RK: Just slap together three hundred words and a recipe and you’ve got a feature!

MS: If I ever do that, I’ll just not write ever again [laughs]. But whenever I went home on holidays or on breaks, the taste of her cooking was just so different from anything that I’d encountered in dining halls—even if the dining halls had Indian food. That food was nothing like the food that she cooked and the flavors that she used. And so I really began to miss it, and as I got older I started to cherish it. Her talent, one that is constantly deepening, grew out of her just having to learn how to do this. My parents’ was an arranged marriage so my mom had to cook for her husband and her in-laws—people she was told were her family all of a sudden even though they really weren’t. And she had to start doing this at a really hard time, when she had just come to America after growing up in India. And her own family was still in West Bengal in this small village and she was so far away from her home—and that’s how she started cooking. I got to know my mom more in college—I feel like in those four years my mom became my best friend because I just talked to her on the phone everyday. And I got a better sense of what she had sacrificed and all the stuff that I just hadn’t had a sense of before. It was during that time that I came to appreciate her cooking.

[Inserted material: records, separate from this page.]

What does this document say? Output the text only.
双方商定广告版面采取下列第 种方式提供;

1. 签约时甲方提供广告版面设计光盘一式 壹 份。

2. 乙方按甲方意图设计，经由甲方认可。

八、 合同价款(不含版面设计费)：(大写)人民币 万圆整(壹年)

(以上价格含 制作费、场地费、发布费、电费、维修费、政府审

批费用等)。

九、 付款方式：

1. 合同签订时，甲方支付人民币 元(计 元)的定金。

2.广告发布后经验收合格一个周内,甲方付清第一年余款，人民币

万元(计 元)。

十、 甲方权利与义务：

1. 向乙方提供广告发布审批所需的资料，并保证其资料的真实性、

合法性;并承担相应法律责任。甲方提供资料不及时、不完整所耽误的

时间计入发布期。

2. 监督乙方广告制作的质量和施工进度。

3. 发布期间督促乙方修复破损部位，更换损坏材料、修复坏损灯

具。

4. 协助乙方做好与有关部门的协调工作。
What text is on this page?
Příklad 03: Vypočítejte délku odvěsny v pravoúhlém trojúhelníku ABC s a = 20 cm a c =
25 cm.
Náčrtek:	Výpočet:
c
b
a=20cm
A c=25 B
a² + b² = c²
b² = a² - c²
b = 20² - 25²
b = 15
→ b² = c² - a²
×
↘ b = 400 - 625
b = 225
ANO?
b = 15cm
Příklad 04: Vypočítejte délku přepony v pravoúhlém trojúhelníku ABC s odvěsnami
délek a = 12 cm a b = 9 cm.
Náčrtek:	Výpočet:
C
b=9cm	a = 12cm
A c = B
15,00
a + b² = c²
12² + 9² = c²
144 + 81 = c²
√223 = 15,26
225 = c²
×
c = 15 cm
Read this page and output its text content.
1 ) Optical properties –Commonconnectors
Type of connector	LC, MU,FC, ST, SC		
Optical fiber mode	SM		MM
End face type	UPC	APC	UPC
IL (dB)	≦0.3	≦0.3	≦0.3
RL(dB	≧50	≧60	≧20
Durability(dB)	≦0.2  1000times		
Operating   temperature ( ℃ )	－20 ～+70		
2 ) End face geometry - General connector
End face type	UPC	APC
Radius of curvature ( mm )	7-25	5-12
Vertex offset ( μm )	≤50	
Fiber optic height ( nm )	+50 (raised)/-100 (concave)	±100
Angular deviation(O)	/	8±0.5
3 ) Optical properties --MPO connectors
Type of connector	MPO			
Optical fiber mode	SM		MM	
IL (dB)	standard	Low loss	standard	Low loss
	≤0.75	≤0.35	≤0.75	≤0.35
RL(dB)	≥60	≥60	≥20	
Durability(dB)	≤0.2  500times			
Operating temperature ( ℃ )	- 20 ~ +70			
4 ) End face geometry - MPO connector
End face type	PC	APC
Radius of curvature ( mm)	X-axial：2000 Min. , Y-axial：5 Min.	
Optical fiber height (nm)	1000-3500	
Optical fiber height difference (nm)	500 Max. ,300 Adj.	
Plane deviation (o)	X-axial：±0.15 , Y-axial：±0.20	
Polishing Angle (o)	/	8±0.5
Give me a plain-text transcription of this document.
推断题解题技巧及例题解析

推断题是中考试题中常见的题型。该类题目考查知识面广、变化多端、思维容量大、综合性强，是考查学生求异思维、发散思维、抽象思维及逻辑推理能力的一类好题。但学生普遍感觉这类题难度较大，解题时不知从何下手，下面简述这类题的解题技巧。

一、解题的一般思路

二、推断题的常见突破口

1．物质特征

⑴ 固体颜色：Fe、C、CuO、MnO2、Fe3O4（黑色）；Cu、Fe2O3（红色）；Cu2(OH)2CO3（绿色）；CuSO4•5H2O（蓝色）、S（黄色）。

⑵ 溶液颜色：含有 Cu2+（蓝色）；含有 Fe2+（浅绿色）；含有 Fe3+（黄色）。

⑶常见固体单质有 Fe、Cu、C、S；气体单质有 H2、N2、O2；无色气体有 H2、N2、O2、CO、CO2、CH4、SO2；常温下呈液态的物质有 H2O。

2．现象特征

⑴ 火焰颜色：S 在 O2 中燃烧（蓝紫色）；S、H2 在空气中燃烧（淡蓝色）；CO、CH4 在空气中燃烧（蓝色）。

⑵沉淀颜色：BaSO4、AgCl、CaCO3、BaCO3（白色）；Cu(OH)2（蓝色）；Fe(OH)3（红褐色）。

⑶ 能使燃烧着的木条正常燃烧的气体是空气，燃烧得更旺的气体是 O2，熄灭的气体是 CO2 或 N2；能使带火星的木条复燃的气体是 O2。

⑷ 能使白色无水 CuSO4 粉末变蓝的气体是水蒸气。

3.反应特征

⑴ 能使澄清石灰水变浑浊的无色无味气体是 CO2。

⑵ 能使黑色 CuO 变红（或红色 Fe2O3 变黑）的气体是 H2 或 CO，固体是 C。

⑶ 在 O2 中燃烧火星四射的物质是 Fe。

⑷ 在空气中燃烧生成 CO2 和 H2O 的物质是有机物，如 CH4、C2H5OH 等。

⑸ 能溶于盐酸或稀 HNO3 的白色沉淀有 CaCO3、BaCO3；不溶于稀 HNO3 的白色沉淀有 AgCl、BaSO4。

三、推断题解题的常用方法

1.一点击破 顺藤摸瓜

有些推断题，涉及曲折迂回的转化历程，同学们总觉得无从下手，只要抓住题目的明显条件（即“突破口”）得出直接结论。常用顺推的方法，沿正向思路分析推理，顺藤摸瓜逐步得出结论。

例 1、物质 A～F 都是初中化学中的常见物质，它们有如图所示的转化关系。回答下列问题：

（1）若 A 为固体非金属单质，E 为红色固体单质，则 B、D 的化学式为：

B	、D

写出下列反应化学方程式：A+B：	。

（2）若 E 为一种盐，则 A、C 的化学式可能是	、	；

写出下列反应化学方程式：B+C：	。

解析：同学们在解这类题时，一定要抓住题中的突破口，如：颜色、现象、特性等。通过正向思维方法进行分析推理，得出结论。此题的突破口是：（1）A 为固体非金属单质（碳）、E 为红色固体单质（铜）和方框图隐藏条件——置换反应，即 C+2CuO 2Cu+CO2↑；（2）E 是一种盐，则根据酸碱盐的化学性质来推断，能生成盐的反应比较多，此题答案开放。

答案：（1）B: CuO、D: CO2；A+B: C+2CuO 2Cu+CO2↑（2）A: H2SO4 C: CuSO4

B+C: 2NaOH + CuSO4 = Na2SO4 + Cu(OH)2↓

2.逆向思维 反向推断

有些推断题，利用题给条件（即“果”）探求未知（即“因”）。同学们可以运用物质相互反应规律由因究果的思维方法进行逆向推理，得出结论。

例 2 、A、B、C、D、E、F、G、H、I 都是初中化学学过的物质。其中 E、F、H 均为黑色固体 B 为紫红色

RK: What are your thoughts on the future of food writing in America? It seems like, with recent events, there's been an injection of seriousness into the national discourse—especially around issues like race, sexuality, labor. Do you think that food writing is working to embrace those issues, too? What direction do you see your own writing taking in the next couple of years?

MS: It depends on the publication. Without naming names, I can say that some publications aren't working hard enough. They're playing it safe. They've built their foundation around themes like "community," which means that they see these readerships that tend to skew quite conservative as crucial parts of their DNA. These publications may nominally embrace being "political" and spin that desire into some good PR, but from what I've seen and experienced firsthand, there's a reticence to put that into practice. I'm wary of putting myself in any position as a queer writer of color where the onus falls upon me to be "political" and take the fall for it, to do the legwork that other people higher up aren't willing to do. I'd like to be writing for publications where I feel I can have the space to write openly about how food is political without needing to soften or blunt my writing not to offend a certain readership. Writing not to offend doesn't make you a better writer.

This interview has been condensed and edited.